The Revilla-i-Domingo Lab
Dr. Roger Revilla-i-Domingo
Group Leader
roger.revilla-i-domingo@univie.ac.at
00-43-650 293 0734
Research Team Publications Funding Contact
Stem cells, early animal evolution and deep-sea sponge ecology
Our lab is interested in unravelling and understanding the gene regulatory networks that control stem cell functions in sponges. Our work mainly capitalizes on the establishment of a novel sponge regeneration system, which allows us to interrogate stem cell self-renewal and differentiation processes. We are implementing a number of single-cell transcriptomic and genomic techniques, as well as advanced computational methods, to infer gene regulatory interactions. Our research addresses fundamental questions in three main areas:
Unravelling Basic Principles of Regeneration and Stem Cell Biology:
Sponges are very simple animals, lacking organs, a nervous system and muscles. In addition, they have an extraordinary regenerative capacity. Therefore, they promise to be a very good model system to uncover basic principles of regeneration and stem cell biology. In the past, we established a novel in vitro whole-body regeneration system, that allows us to regenerate full sponges in petri dishes within a few days. Currently, we are exploiting this system, to interrogate the molecular mechanisms underlying the regeneration process as well as stem cell functions. In addition, we are also characterizing the sponge microbiome and investigating its role in regeneration and stem cell processes.

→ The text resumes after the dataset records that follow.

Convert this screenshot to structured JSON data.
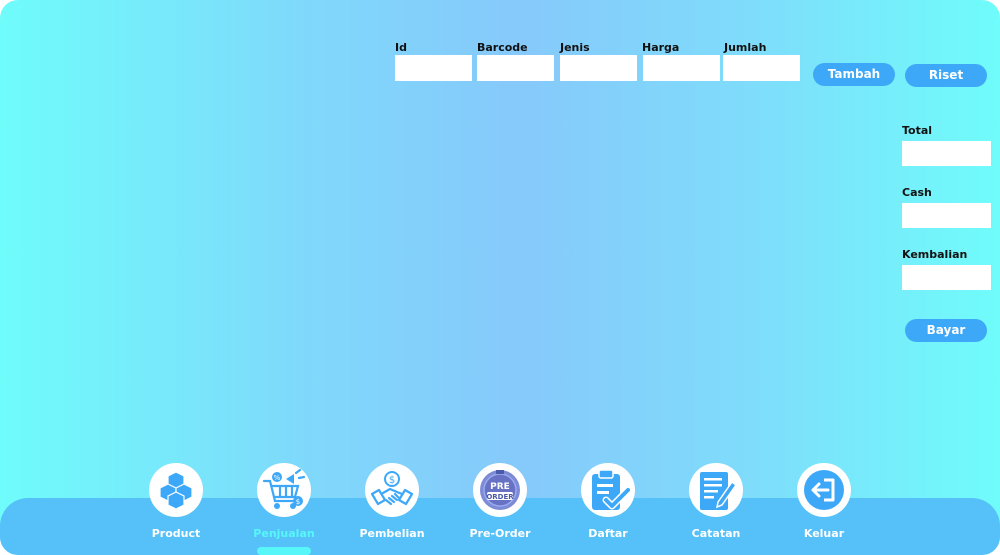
{
  "form": {
    "fields": [
      {
        "label": "Id",
        "value": ""
      },
      {
        "label": "Barcode",
        "value": ""
      },
      {
        "label": "Jenis",
        "value": ""
      },
      {
        "label": "Harga",
        "value": ""
      },
      {
        "label": "Jumlah",
        "value": ""
      }
    ],
    "tambah_label": "Tambah",
    "riset_label": "Riset"
  },
  "summary": {
    "total_label": "Total",
    "total_value": "",
    "cash_label": "Cash",
    "cash_value": "",
    "kembalian_label": "Kembalian",
    "kembalian_value": "",
    "bayar_label": "Bayar"
  },
  "nav": {
    "items": [
      {
        "label": "Product",
        "icon": "boxes-icon"
      },
      {
        "label": "Penjualan",
        "icon": "shopping-cart-icon"
      },
      {
        "label": "Pembelian",
        "icon": "handshake-icon"
      },
      {
        "label": "Pre-Order",
        "icon": "pre-order-badge-icon"
      },
      {
        "label": "Daftar",
        "icon": "clipboard-check-icon"
      },
      {
        "label": "Catatan",
        "icon": "notepad-pen-icon"
      },
      {
        "label": "Keluar",
        "icon": "exit-icon"
      }
    ],
    "active_index": 1
  },
  "colors": {
    "accent": "#3ea8f8",
    "dock": "#56c1f9",
    "active": "#57f7f9"
  }
}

Understanding Early Animal Evolution:
Sponges are one of the most basally branching animal phyla, and therefore particularly suited to reconstruct early animal evolutionary events. An estimated 600 million years ago, the first multicellular animal, with the ability to generate distinct cell types through the process of stem cell differentiation, evolved from a unicellular ancestor. Despite its profound importance, we still know very little about this evolutionary event. Dissection of sponge stem cell differentiation trajectories through single cell RNA-sequencing analyses, has allowed us to propose mechanisms that may have been important in the evolution of animal stem cell differentiation. Currently, we are functionally testing key components of these mechanisms. In addition, in collaboration with the Ruiz-Trillo lab in Barcelona, we are dissecting cell state transitions in unicellular organisms, in order to elucidate key gene regulatory changes that took place during the evolution of multicellularity.
Exploring Deep-Sea Sponge Ecology:
Sponges are ecologically very important. In deep-sea polar ecosystems, sponges and their microbiomes are the only organisms capable of capturing inorganic carbon and they support an enormous variety of marine life. We have recently been able to set up a system to maintain sponges from the deep-sea polar region in the lab. Exploiting the unique advantage of having access to such sponges in the lab, we have established single cell genomics and transcriptomics methods, especially designed to allow implementation in the deep-sea by means of a remotely operated underwater vehicle (ROV). These methods will allow us to address fundamental questions about the critical ecological role of sponges in the deep-sea polar environments: How do they interact with their microbiome and environment? How sensitive are they to the changing environmental conditions?